SIGNPOSTS

Nobody's Perfect

by Glynis Ferguson

Charlie's father left home when he was 11. Ever since, he's unconsciously asked himself what was so wrong with him that his father had to leave. He developed a need to be strong and in control in every area of life to avoid his pain.

Francesca was told by her adoptive mother that she was special, and has spent her life trying to prove it.

Kay came to Hong Kong because of her husband's job. Feeling she had no purpose in life, she threw herself into idolising him and became a support artist. He became her purpose.

Colin's father was an angry, tyrannical man, feared at home. Colin wanted to be his father's favourite son, to be the best. He could not allow himself to make mistakes.

These clients had different emotional fears, yet all had one response: perfectionism. Underneath this, they were afraid of not being good enough.

The perfectionist goads us to do better. It says you should work harder, do better and have everything under control.
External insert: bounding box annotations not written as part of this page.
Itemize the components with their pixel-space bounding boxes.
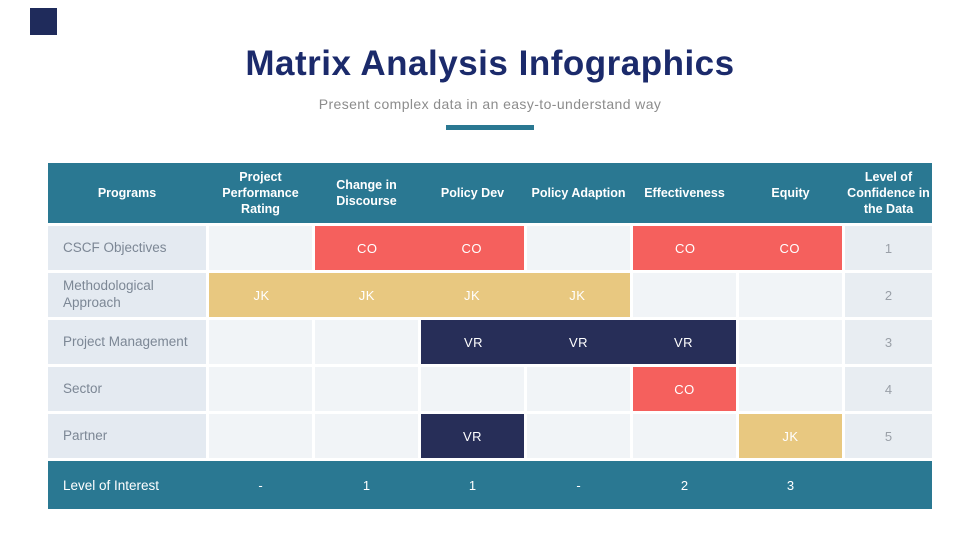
column-header-effectiveness: Effectiveness <box>644 185 725 200</box>
matrix-cell-empty <box>633 273 736 317</box>
title-accent-bar <box>446 125 534 130</box>
matrix-cell-empty <box>739 273 842 317</box>
interest-value: 1 <box>468 477 477 493</box>
confidence-value: 5 <box>845 414 932 458</box>
page-title: Matrix Analysis Infographics <box>245 44 735 83</box>
row-label: CSCF Objectives <box>48 226 206 270</box>
column-header-equity: Equity <box>771 185 810 200</box>
row-label: Partner <box>48 414 206 458</box>
confidence-value: 2 <box>845 273 932 317</box>
cell-tag: JK <box>358 287 375 303</box>
matrix-cell-empty <box>633 414 736 458</box>
table-header-row: Programs Project Performance Rating Chan… <box>48 163 932 223</box>
matrix-block-jk: JK JK JK JK <box>209 273 630 317</box>
matrix-cell-empty <box>209 367 312 411</box>
column-header-change-in-discourse: Change in Discourse <box>336 177 397 208</box>
table-row-sector: Sector CO 4 <box>48 367 932 411</box>
matrix-cell-empty <box>315 367 418 411</box>
cell-tag: VR <box>673 334 694 350</box>
column-header-policy-dev: Policy Dev <box>440 185 505 200</box>
cell-tag: VR <box>463 334 484 350</box>
cell-tag: CO <box>675 240 696 256</box>
matrix-cell-empty <box>527 226 630 270</box>
cell-tag: CO <box>674 381 695 397</box>
table-row-partner: Partner VR JK 5 <box>48 414 932 458</box>
matrix-block-co: CO CO <box>633 226 842 270</box>
cell-tag: JK <box>782 428 799 444</box>
table-row-project-management: Project Management VR VR VR 3 <box>48 320 932 364</box>
matrix-cell-empty <box>209 226 312 270</box>
matrix-cell-empty <box>421 367 524 411</box>
row-label: Methodological Approach <box>48 273 206 317</box>
confidence-value: 3 <box>845 320 932 364</box>
logo-mark <box>30 8 57 35</box>
interest-value: 1 <box>362 477 371 493</box>
cell-tag: JK <box>253 287 270 303</box>
cell-tag: JK <box>569 287 586 303</box>
cell-tag: CO <box>461 240 482 256</box>
table-footer-row: Level of Interest - 1 1 - 2 3 <box>48 461 932 509</box>
matrix-cell-empty <box>739 367 842 411</box>
interest-value: - <box>576 477 581 493</box>
matrix-cell-empty <box>209 320 312 364</box>
column-header-confidence: Level of Confidence in the Data <box>847 169 930 217</box>
matrix-block-jk: JK <box>739 414 842 458</box>
interest-value <box>845 461 932 509</box>
column-header-project-performance-rating: Project Performance Rating <box>222 169 299 217</box>
column-header-policy-adaption: Policy Adaption <box>531 185 626 200</box>
matrix-cell-empty <box>209 414 312 458</box>
matrix-cell-empty <box>315 414 418 458</box>
footer-label: Level of Interest <box>63 477 160 493</box>
matrix-cell-empty <box>739 320 842 364</box>
table-row-methodological-approach: Methodological Approach JK JK JK JK 2 <box>48 273 932 317</box>
cell-tag: VR <box>462 428 483 444</box>
cell-tag: JK <box>464 287 481 303</box>
confidence-value: 1 <box>845 226 932 270</box>
column-header-programs: Programs <box>97 185 157 200</box>
confidence-value: 4 <box>845 367 932 411</box>
row-label: Sector <box>48 367 206 411</box>
interest-value: - <box>258 477 263 493</box>
row-label: Project Management <box>48 320 206 364</box>
table-row-cscf-objectives: CSCF Objectives CO CO CO CO 1 <box>48 226 932 270</box>
cell-tag: CO <box>779 240 800 256</box>
interest-value: 3 <box>786 477 795 493</box>
matrix-cell-empty <box>527 414 630 458</box>
matrix-cell-empty <box>315 320 418 364</box>
matrix-table: Programs Project Performance Rating Chan… <box>48 163 932 509</box>
matrix-block-co: CO <box>633 367 736 411</box>
matrix-block-vr: VR VR VR <box>421 320 736 364</box>
matrix-cell-empty <box>527 367 630 411</box>
matrix-block-vr: VR <box>421 414 524 458</box>
cell-tag: VR <box>568 334 589 350</box>
matrix-block-co: CO CO <box>315 226 524 270</box>
page-subtitle: Present complex data in an easy-to-under… <box>318 96 662 112</box>
interest-value: 2 <box>680 477 689 493</box>
cell-tag: CO <box>357 240 378 256</box>
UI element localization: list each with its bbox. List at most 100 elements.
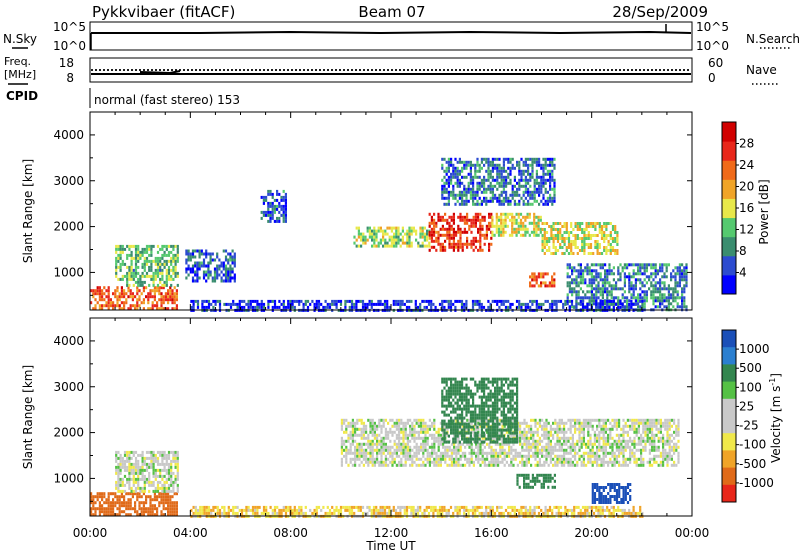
velocity-cell bbox=[138, 495, 141, 499]
power-cell bbox=[192, 299, 195, 303]
power-cell bbox=[105, 304, 108, 308]
velocity-cell bbox=[435, 436, 438, 440]
power-cell bbox=[121, 244, 124, 248]
velocity-cell bbox=[116, 507, 119, 511]
power-cell bbox=[478, 187, 481, 191]
velocity-cell bbox=[358, 433, 361, 437]
power-cell bbox=[262, 201, 265, 205]
velocity-cell bbox=[448, 454, 451, 458]
velocity-cell bbox=[343, 454, 346, 458]
velocity-cell bbox=[118, 504, 121, 508]
power-cell bbox=[628, 284, 631, 288]
power-cell bbox=[465, 202, 468, 206]
power-cell bbox=[590, 269, 593, 273]
power-cell bbox=[130, 265, 133, 269]
power-cell bbox=[105, 295, 108, 299]
power-cell bbox=[561, 225, 564, 228]
power-cell bbox=[468, 227, 471, 231]
power-cell bbox=[488, 248, 491, 252]
velocity-cell bbox=[369, 430, 372, 434]
velocity-cell bbox=[156, 498, 159, 502]
power-cell bbox=[511, 221, 514, 225]
velocity-cell bbox=[415, 442, 418, 446]
velocity-cell bbox=[343, 442, 346, 446]
power-cell bbox=[663, 275, 666, 279]
power-cell bbox=[313, 305, 316, 309]
velocity-cell bbox=[172, 486, 175, 490]
power-cell bbox=[608, 269, 611, 273]
velocity-cell bbox=[354, 448, 357, 452]
power-cell bbox=[601, 305, 604, 309]
power-cell bbox=[434, 305, 437, 309]
velocity-cell bbox=[402, 463, 405, 467]
power-cell bbox=[129, 304, 132, 308]
power-cell bbox=[399, 232, 402, 236]
power-cell bbox=[498, 305, 501, 309]
velocity-cell bbox=[143, 489, 146, 493]
velocity-cell bbox=[109, 510, 112, 514]
velocity-cell bbox=[373, 457, 376, 461]
power-cell bbox=[554, 246, 557, 249]
velocity-cell bbox=[103, 492, 106, 496]
velocity-cell bbox=[131, 492, 134, 496]
velocity-cell bbox=[556, 439, 559, 443]
power-cell bbox=[167, 289, 170, 293]
power-cell bbox=[681, 296, 684, 300]
power-cell bbox=[619, 287, 622, 291]
power-cell bbox=[522, 199, 525, 203]
velocity-cell bbox=[356, 418, 359, 422]
velocity-cell bbox=[415, 448, 418, 452]
power-cell bbox=[433, 227, 436, 231]
power-cell bbox=[174, 262, 177, 266]
power-cell bbox=[200, 249, 203, 253]
velocity-cell bbox=[167, 492, 170, 496]
velocity-cell bbox=[543, 427, 546, 431]
velocity-cell bbox=[534, 421, 537, 425]
velocity-cell bbox=[117, 471, 120, 475]
power-cell bbox=[496, 157, 499, 161]
power-cell bbox=[458, 190, 461, 194]
velocity-cell bbox=[543, 448, 546, 452]
power-cell bbox=[587, 246, 590, 249]
velocity-cell bbox=[459, 457, 462, 461]
velocity-cell bbox=[598, 430, 601, 434]
power-cell bbox=[661, 287, 664, 291]
power-cell bbox=[460, 305, 464, 309]
power-cell bbox=[260, 299, 263, 303]
velocity-cell bbox=[132, 471, 135, 475]
velocity-cell bbox=[169, 513, 172, 517]
power-cell bbox=[511, 190, 514, 194]
velocity-cell bbox=[96, 498, 99, 502]
power-cell bbox=[472, 236, 475, 240]
velocity-cell bbox=[433, 433, 436, 437]
velocity-cell bbox=[406, 454, 409, 458]
power-cell bbox=[399, 299, 402, 303]
velocity-cell bbox=[92, 513, 95, 517]
velocity-cell bbox=[492, 454, 495, 458]
power-cell bbox=[284, 216, 287, 220]
velocity-cell bbox=[148, 477, 151, 481]
velocity-cell bbox=[494, 463, 497, 467]
power-cell bbox=[269, 299, 272, 303]
power-cell bbox=[452, 166, 455, 170]
power-cell bbox=[476, 193, 479, 197]
velocity-cell bbox=[132, 453, 135, 457]
power-cell bbox=[504, 230, 507, 234]
power-cell bbox=[463, 242, 466, 246]
velocity-cell bbox=[126, 456, 129, 460]
power-cell bbox=[185, 261, 188, 265]
velocity-cell bbox=[536, 448, 539, 452]
velocity-cell bbox=[505, 460, 508, 464]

It tells us not to get complacent. It is the hard-driving part of us that wants us to be the best, which is intolerant of mistakes and which convinces us that our worth is based on externals - money, status, achievement, being loved or accepted, being nice or pleasing to others.

Some people think that if they are hard on themselves, it will motivate them to do better. My experience is that shaming yourself makes you feel more ashamed. And the ultimate cost of perfectionism is stress, exhaustion and burnout.

When we pride ourselves on working harder than others, we fail to take care of ourselves. We are last on our list. Most importantly, perfectionism has no notion of inherent self-worth. If we are perfectionists, we can never connect with others in a meaningful way. The connection is not based on the truth of who we are - humans with strengths and weaknesses, humans who need support from time to time and are vulnerable, humans who don't need to go it alone.

So, how to deal with perfectionism? First, be aware of it. Listen to yourself. How often do you say "I should", "I have to", "I must"?

How does this language limit your choice? Is it empowering or just the opposite? These expressions indicate you are reacting to expectations placed on you by yourself or others. When we use the word "should", we are setting ourselves, or others, up for disappointment. Ask yourself: "Who says I should?" Reframe your language and replace it with "I want" or "I choose". This gives you the opportunity to become more conscious of how you behave.

There are also other methods:

Listen to your negative self-talk. If what you hear is not loving, compassionate, kind, empowering or insightful, don't say it. Most of us like to think of ourselves as loving. How loving is it to call yourself names? Learn to be gentle with yourself.

Challenge your thinking. What negative things do you say about yourself? How do you judge your value?

If you are afraid of making mistakes or unwilling to feel stupid or embarrassed, have more compassion for yourself and do your best. Don't allow perfectionism to stop you taking a risk that will allow you to grow.

Practise accepting yourself as you are, including your weaknesses and imperfections.

Stop comparing yourself to others. Making such comparisons is a sign of fear and it's soul-destroying.

Practise expressing gratitude daily. Perfectionism is about noticing what's wrong and needing everything to be right; gratitude is about noticing what is positive and what is precious. It helps you recognise that although everything isn't perfect, there are things in your life that are wonderful.

Learn to accept praise and compliments. No more saying, "Oh, I haven't done enough."

Let go of the need to be right or in control - go with the flow and accept things you can't change. Ask for support when you need it.

Forget about trying to please everyone. Put yourself first sometimes.

Acknowledge yourself for the steps you take to behave differently. Give yourself credit. It's not about how you did it - it's about whether you did it.